At the close of the entertainment, they were winding down the narrow way enclosed by high walls when they found their passage checked by the closing of the great gates. Immediately Mohammed Ali's picked Albanian sharpshooters opened fire upon the trapped men, and all save one were killed. In less than half an hour Mohammed Ali had quenched the haughty vigor of 480 personalities as he might have wiped their names off a slate. Only one of Mamluk Beys is said to have been left alive. Legend states that, on perceiving the trap into which his companion had fallen, Amin Bey turned his horse and leaped mounting over the breastwork of the Citadel into the Moat below and thus escaped.

But history refutes this story and relates that Amin Bey's escaped due to the fact that he was ill in bed, and for that prosaic reason did not attend the fatal banquet.

When the great tragedy was ended and the last groan had died away, Mohammed Ali's doctor offered his congratulations, but he gave no answer, feeling so faint that he had to ask for a glass of water of which he took a deep draught.

The remaining Mamluks in the Egyptian provinces, 600 in all, were also put to death by Mohammed Ali's orders and the Governors there sent the heads of victims to the capital as a kind of receipt.

Two more events in the history of the Citadel may be recorded its occupation in 1882 by British forces after the battle of Tel El Kabir and their withdrawal in favor of the Egyptian garrison sixty four years later, on the 9th of August 1946 when the Egyptian flag was hoisted which now floats above Cairo's great Fortress announcing the Independence of Egypt.

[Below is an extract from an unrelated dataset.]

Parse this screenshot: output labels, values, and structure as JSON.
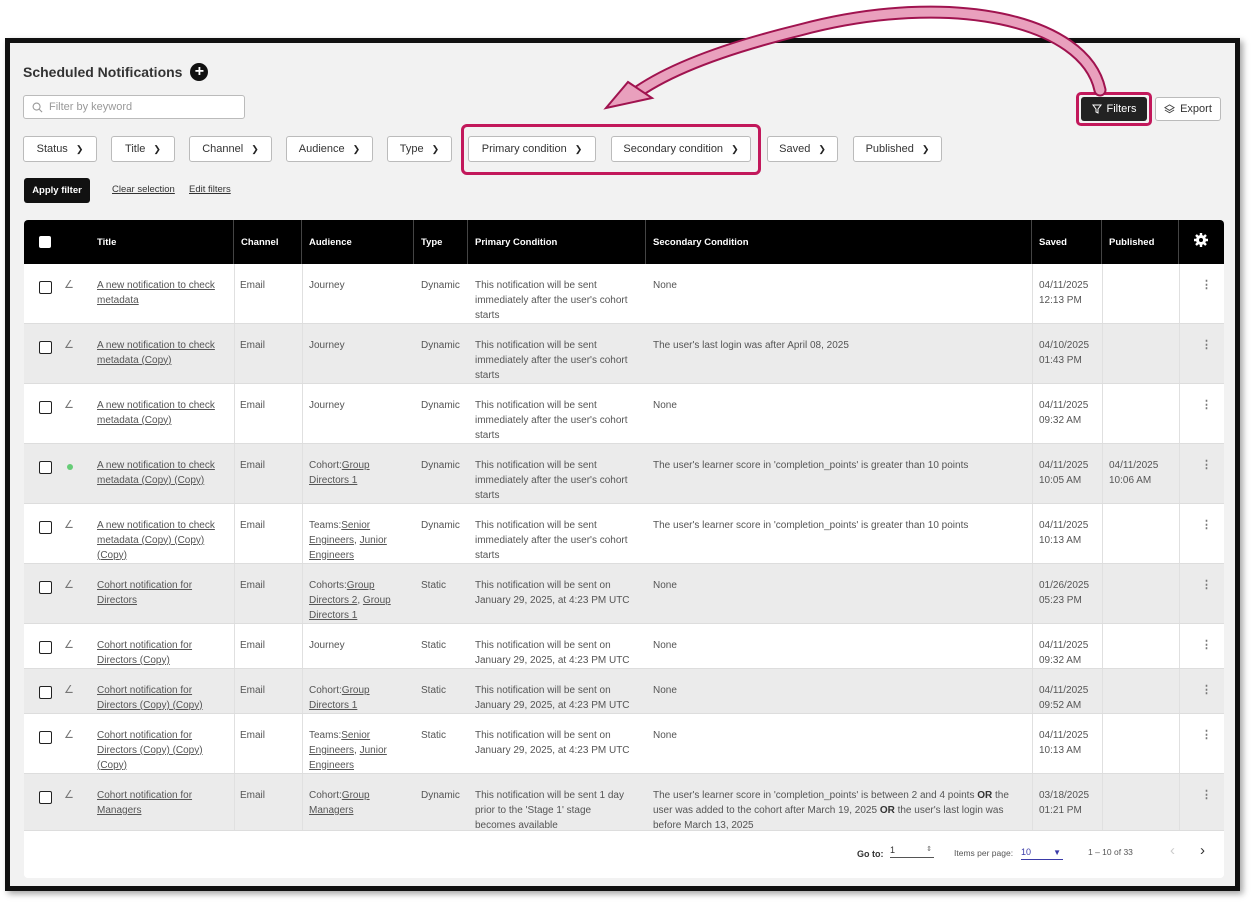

The Citadel has also seen its modern heroes. It was the great hero and rebel Orabi and the heroes of Egypt's liberation; Mustafa Kamel and Saad Zaghlul. Finally, there rose the glorious day of the July 23rd, 1952 Revolution.

The Citadel's walls have seen many other changes. Today they look out over a landscape that is the scene of a new life, of a renascent vigor that has abolished the injustices of the past and has brought new prosperity to Egypt's people.